Nishnawbe Aski Legal Services is calling for more justice workers in the northwest.
The law requires courts to consider special circumstances when sentencing Aboriginal offenders, but there are no workers to do the research on what are called Gladue reports.
The head of Nishnawbe Aski Legal Services said she considers the situation a crisis.
Celina Reitberger said Gladue workers document the factors in an Aboriginal person's life that may have contributed to their committing a crime.
There are seven dedicated Gladue courts in southern Ontario, but there's only a single Gladue worker in Thunder Bay, who works out of the Indian Friendship Centre. That person is currently on leave, and the centre is scrambling to find a temporary replacement.

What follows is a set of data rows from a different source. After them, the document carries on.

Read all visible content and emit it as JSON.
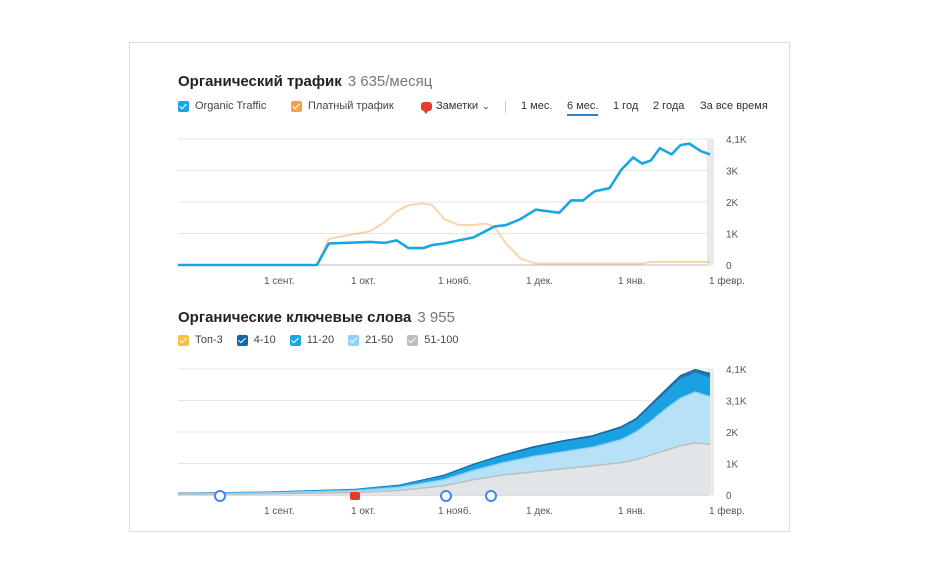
{
  "traffic": {
    "title": "Органический трафик",
    "value": "3 635/месяц",
    "legend": [
      {
        "label": "Organic Traffic",
        "color": "#1aa6e4"
      },
      {
        "label": "Платный трафик",
        "color": "#f5a04b"
      }
    ],
    "notes_label": "Заметки",
    "ranges": [
      "1 мес.",
      "6 мес.",
      "1 год",
      "2 года",
      "За все время"
    ],
    "active_range": "6 мес."
  },
  "keywords": {
    "title": "Органические ключевые слова",
    "value": "3 955",
    "legend": [
      {
        "label": "Топ-3",
        "color": "#f6c244"
      },
      {
        "label": "4-10",
        "color": "#1467a8"
      },
      {
        "label": "11-20",
        "color": "#1aa6e4"
      },
      {
        "label": "21-50",
        "color": "#8fd2f3"
      },
      {
        "label": "51-100",
        "color": "#bdbdbd"
      }
    ]
  },
  "chart_data": [
    {
      "type": "line",
      "title": "Органический трафик",
      "x_ticks": [
        "1 сент.",
        "1 окт.",
        "1 нояб.",
        "1 дек.",
        "1 янв.",
        "1 февр."
      ],
      "y_ticks": [
        "0",
        "1K",
        "2K",
        "3K",
        "4,1K"
      ],
      "ylim": [
        0,
        4100
      ],
      "x": [
        0,
        14,
        28,
        32,
        35,
        39,
        47,
        51,
        65,
        70,
        74,
        78,
        83,
        86,
        90,
        95,
        100,
        104,
        107,
        111,
        116,
        121,
        129,
        133,
        137,
        141,
        146,
        150,
        154,
        157,
        160,
        163,
        167,
        170,
        173,
        177,
        180
      ],
      "series": [
        {
          "name": "Organic Traffic",
          "color": "#1aa6e4",
          "values": [
            0,
            0,
            0,
            0,
            0,
            0,
            0,
            700,
            750,
            720,
            800,
            550,
            550,
            650,
            700,
            800,
            900,
            1100,
            1250,
            1300,
            1500,
            1800,
            1700,
            2100,
            2100,
            2400,
            2500,
            3100,
            3500,
            3300,
            3400,
            3800,
            3600,
            3900,
            3950,
            3700,
            3600
          ]
        },
        {
          "name": "Платный трафик",
          "color": "#f5a04b",
          "values": [
            0,
            0,
            0,
            0,
            0,
            0,
            0,
            850,
            1100,
            1400,
            1750,
            1950,
            2000,
            1950,
            1500,
            1300,
            1300,
            1350,
            1250,
            700,
            200,
            50,
            50,
            50,
            50,
            50,
            50,
            50,
            50,
            50,
            100,
            100,
            100,
            100,
            100,
            100,
            100
          ]
        }
      ]
    },
    {
      "type": "area",
      "title": "Органические ключевые слова",
      "x_ticks": [
        "1 сент.",
        "1 окт.",
        "1 нояб.",
        "1 дек.",
        "1 янв.",
        "1 февр."
      ],
      "y_ticks": [
        "0",
        "1K",
        "2K",
        "3,1K",
        "4,1K"
      ],
      "ylim": [
        0,
        4100
      ],
      "x": [
        0,
        30,
        60,
        75,
        90,
        100,
        110,
        120,
        130,
        140,
        150,
        155,
        160,
        165,
        170,
        175,
        180
      ],
      "series": [
        {
          "name": "51-100",
          "color": "#bdbdbd",
          "values": [
            20,
            40,
            80,
            150,
            300,
            500,
            650,
            750,
            850,
            950,
            1050,
            1150,
            1300,
            1450,
            1600,
            1700,
            1650
          ]
        },
        {
          "name": "21-50",
          "color": "#8fd2f3",
          "values": [
            40,
            70,
            140,
            250,
            500,
            800,
            1050,
            1250,
            1400,
            1550,
            1800,
            2050,
            2400,
            2800,
            3150,
            3350,
            3200
          ]
        },
        {
          "name": "11-20",
          "color": "#1aa6e4",
          "values": [
            50,
            80,
            170,
            300,
            600,
            950,
            1250,
            1500,
            1700,
            1850,
            2150,
            2400,
            2850,
            3300,
            3750,
            3950,
            3800
          ]
        },
        {
          "name": "4-10",
          "color": "#1467a8",
          "values": [
            55,
            90,
            180,
            320,
            640,
            1000,
            1300,
            1560,
            1760,
            1920,
            2220,
            2480,
            2950,
            3420,
            3880,
            4080,
            3950
          ]
        }
      ],
      "annotations": [
        "G",
        "G",
        "G"
      ]
    }
  ]
}
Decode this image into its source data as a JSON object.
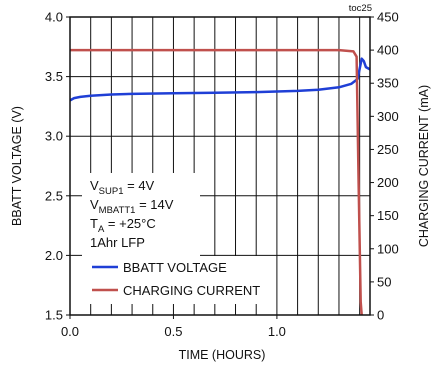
{
  "chart_data": {
    "type": "line",
    "figure_tag": "toc25",
    "xlabel": "TIME (HOURS)",
    "ylabel_left": "BBATT VOLTAGE (V)",
    "ylabel_right": "CHARGING CURRENT (mA)",
    "xlim": [
      0,
      1.45
    ],
    "ylim_left": [
      1.5,
      4.0
    ],
    "ylim_right": [
      0,
      450
    ],
    "x_ticks": [
      "0.0",
      "0.5",
      "1.0"
    ],
    "x_tick_values": [
      0,
      0.5,
      1.0
    ],
    "y_left_ticks": [
      "1.5",
      "2.0",
      "2.5",
      "3.0",
      "3.5",
      "4.0"
    ],
    "y_left_tick_values": [
      1.5,
      2.0,
      2.5,
      3.0,
      3.5,
      4.0
    ],
    "y_right_ticks": [
      "0",
      "50",
      "100",
      "150",
      "200",
      "250",
      "300",
      "350",
      "400",
      "450"
    ],
    "y_right_tick_values": [
      0,
      50,
      100,
      150,
      200,
      250,
      300,
      350,
      400,
      450
    ],
    "grid": true,
    "legend_position": "bottom-left",
    "series": [
      {
        "name": "BBATT VOLTAGE",
        "axis": "left",
        "color": "#1f3fd6",
        "x": [
          0.0,
          0.02,
          0.05,
          0.1,
          0.2,
          0.3,
          0.5,
          0.7,
          0.9,
          1.0,
          1.1,
          1.2,
          1.3,
          1.36,
          1.39,
          1.41,
          1.42,
          1.43,
          1.45
        ],
        "y": [
          3.3,
          3.32,
          3.33,
          3.34,
          3.35,
          3.355,
          3.36,
          3.365,
          3.37,
          3.375,
          3.38,
          3.39,
          3.41,
          3.44,
          3.48,
          3.65,
          3.63,
          3.58,
          3.56
        ]
      },
      {
        "name": "CHARGING CURRENT",
        "axis": "right",
        "color": "#c0504d",
        "x": [
          0.0,
          0.5,
          1.0,
          1.3,
          1.37,
          1.385,
          1.395,
          1.405,
          1.41
        ],
        "y": [
          400,
          400,
          400,
          400,
          398,
          390,
          200,
          20,
          0
        ]
      }
    ],
    "annotations": [
      {
        "main": "V",
        "sub": "SUP1",
        "rest": " = 4V"
      },
      {
        "main": "V",
        "sub": "MBATT1",
        "rest": " = 14V"
      },
      {
        "main": "T",
        "sub": "A",
        "rest": " = +25°C"
      },
      {
        "main": "1Ahr LFP",
        "sub": "",
        "rest": ""
      }
    ]
  }
}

No other Gladue workers exist in the rest of northwestern Ontario.
"The bulk of the Aboriginal people who are being jailed are in this area and this is an area the size of France and we need help,” Reitberger said.
Earlier this year, retired Supreme Court Justice Frank Iacobucci said the province's justice system has failed First Nations people.

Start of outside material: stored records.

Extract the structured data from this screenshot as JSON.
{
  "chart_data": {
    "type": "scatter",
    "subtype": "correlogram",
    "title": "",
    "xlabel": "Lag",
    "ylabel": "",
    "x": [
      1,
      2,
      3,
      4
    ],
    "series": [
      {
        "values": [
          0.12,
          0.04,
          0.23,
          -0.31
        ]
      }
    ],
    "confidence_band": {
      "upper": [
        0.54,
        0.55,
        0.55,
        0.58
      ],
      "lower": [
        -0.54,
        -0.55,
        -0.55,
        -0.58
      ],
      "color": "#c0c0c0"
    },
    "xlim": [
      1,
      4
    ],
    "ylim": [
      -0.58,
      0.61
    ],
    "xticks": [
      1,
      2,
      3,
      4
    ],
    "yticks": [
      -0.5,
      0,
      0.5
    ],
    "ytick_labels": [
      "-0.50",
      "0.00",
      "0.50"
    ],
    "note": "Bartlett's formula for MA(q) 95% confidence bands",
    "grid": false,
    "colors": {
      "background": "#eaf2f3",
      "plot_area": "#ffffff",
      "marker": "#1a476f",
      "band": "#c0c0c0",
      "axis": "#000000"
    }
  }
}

He said it's disappointing to hear there aren't adequate resources for producing Gladue reports.
"These are all ... important parts of making sure we are doing the right thing in our justice system,” he said.
Can lawyers, probation officers fill in the gap?

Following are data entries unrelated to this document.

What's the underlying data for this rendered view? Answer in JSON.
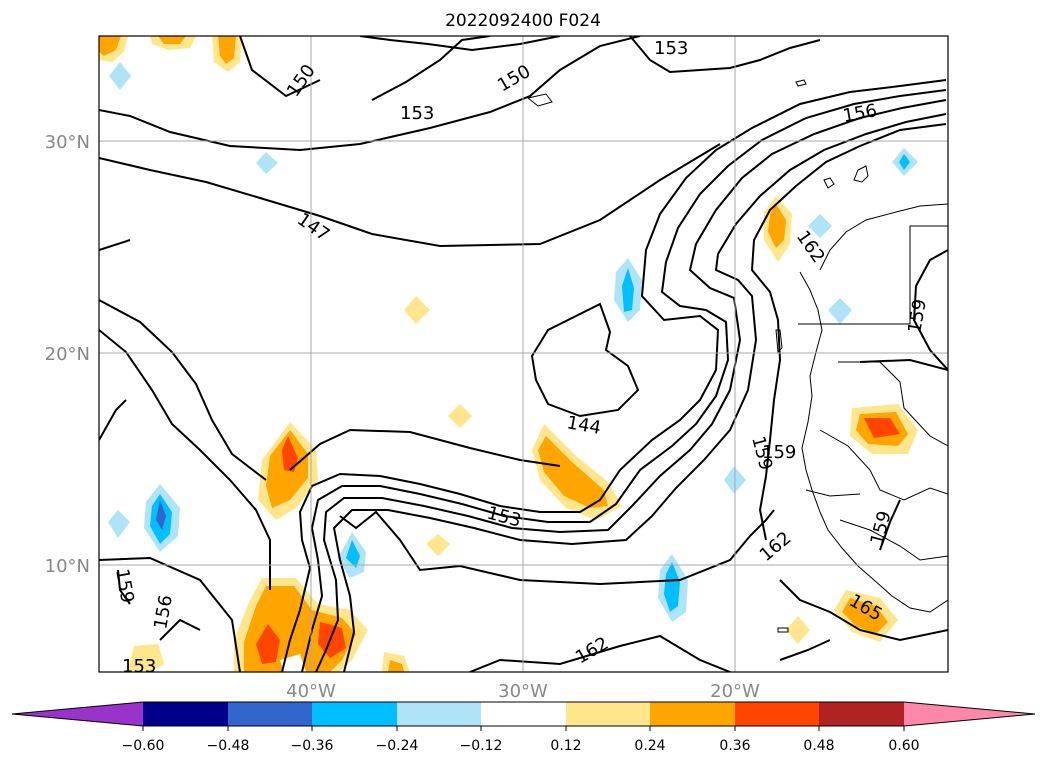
{
  "title": "2022092400 F024",
  "colors": {
    "purple": "#9933cc",
    "navy": "#00008b",
    "royal": "#3366cc",
    "cyan": "#00bfff",
    "lightblue": "#aee3f8",
    "white": "#ffffff",
    "paleyellow": "#ffe68c",
    "orange": "#ffa500",
    "redorange": "#ff4500",
    "darkred": "#b22222",
    "pink": "#ff88aa"
  },
  "map": {
    "lat_range": [
      5,
      35
    ],
    "lon_range": [
      -50,
      -10
    ],
    "gridlines": true,
    "lat_labels": [
      "30°N",
      "20°N",
      "10°N"
    ],
    "lon_labels": [
      "40°W",
      "30°W",
      "20°W"
    ],
    "contour_levels": [
      144,
      147,
      150,
      153,
      156,
      159,
      162,
      165
    ],
    "contour_labels": [
      {
        "text": "153"
      },
      {
        "text": "150"
      },
      {
        "text": "150"
      },
      {
        "text": "153"
      },
      {
        "text": "156"
      },
      {
        "text": "147"
      },
      {
        "text": "162"
      },
      {
        "text": "159"
      },
      {
        "text": "144"
      },
      {
        "text": "159"
      },
      {
        "text": "159"
      },
      {
        "text": "153"
      },
      {
        "text": "162"
      },
      {
        "text": "159"
      },
      {
        "text": "159"
      },
      {
        "text": "156"
      },
      {
        "text": "153"
      },
      {
        "text": "165"
      },
      {
        "text": "162"
      }
    ]
  },
  "colorbar": {
    "ticks": [
      "−0.60",
      "−0.48",
      "−0.36",
      "−0.24",
      "−0.12",
      "0.12",
      "0.24",
      "0.36",
      "0.48",
      "0.60"
    ],
    "extend": "both"
  }
}
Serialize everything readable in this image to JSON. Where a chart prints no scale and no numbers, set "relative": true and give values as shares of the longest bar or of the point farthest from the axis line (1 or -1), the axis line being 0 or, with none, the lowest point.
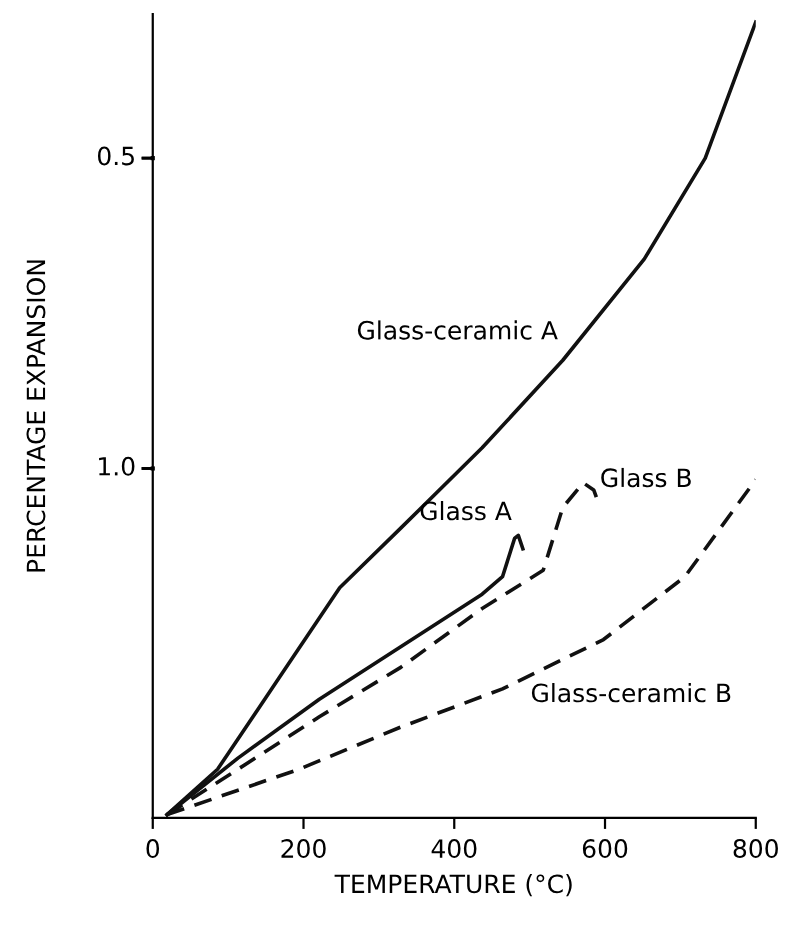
{
  "chart_data": {
    "type": "line",
    "xlabel": "TEMPERATURE (°C)",
    "ylabel": "PERCENTAGE EXPANSION",
    "relative": true,
    "xlim": [
      0,
      800
    ],
    "xticks": [
      0,
      200,
      400,
      600,
      800
    ],
    "grid": false,
    "legend": false,
    "marker": "none",
    "series": [
      {
        "color": "#111111",
        "line_style": "solid",
        "x": [
          19,
          86,
          167,
          248,
          329,
          437,
          544,
          652,
          733,
          800
        ],
        "values": [
          0.004,
          0.061,
          0.175,
          0.289,
          0.364,
          0.465,
          0.575,
          0.702,
          0.829,
          1.0
        ]
      },
      {
        "color": "#111111",
        "line_style": "solid",
        "x": [
          19,
          113,
          221,
          329,
          437,
          464,
          480,
          485,
          491
        ],
        "values": [
          0.004,
          0.075,
          0.149,
          0.215,
          0.281,
          0.303,
          0.351,
          0.355,
          0.338
        ]
      },
      {
        "color": "#111111",
        "line_style": "dashed",
        "x": [
          19,
          113,
          221,
          329,
          437,
          518,
          544,
          571,
          585,
          590
        ],
        "values": [
          0.004,
          0.061,
          0.127,
          0.189,
          0.263,
          0.311,
          0.39,
          0.421,
          0.412,
          0.399
        ]
      },
      {
        "color": "#111111",
        "line_style": "dashed",
        "x": [
          19,
          194,
          329,
          464,
          598,
          706,
          800
        ],
        "values": [
          0.004,
          0.061,
          0.114,
          0.162,
          0.224,
          0.303,
          0.425
        ]
      }
    ],
    "annotations": [
      "Glass-ceramic A",
      "Glass A",
      "Glass B",
      "Glass-ceramic B",
      "1.0",
      "0.5"
    ]
  }
}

Nishnawbe Aski Legal Services is asking Legal Aid Ontario to fund three Gladue workers to cover Nishnawbe Aski Nation territory.
Bernice Dubec, executive director of the Thunder Bay Indian Friendship Centre, said her organization has repeatedly told the Ministry of the Attorney General that more Gladue workers are needed, but the response has always been that there is no money available.
In a statement to CBC News, the Ministry of the Attorney General said other professionals can also present Gladue information to the courts.
Probation officers include Gladue factors in their pre-sentence reports, and defence lawyers include them in their submissions to the court.
However, Reitberger said that reporting Gladue factors properly requires someone to build trust with the offender, and go into detail about their background and difficult circumstances in their life.
Defence lawyers don't have the time to accomplish that, she said.
Reitberger added it is "naive" to think the offender will "open up about the darkest corners of their lives" with a probation officer, both because most probation officers are not Aboriginal and because they have the authority to submit information that could send the offender to jail.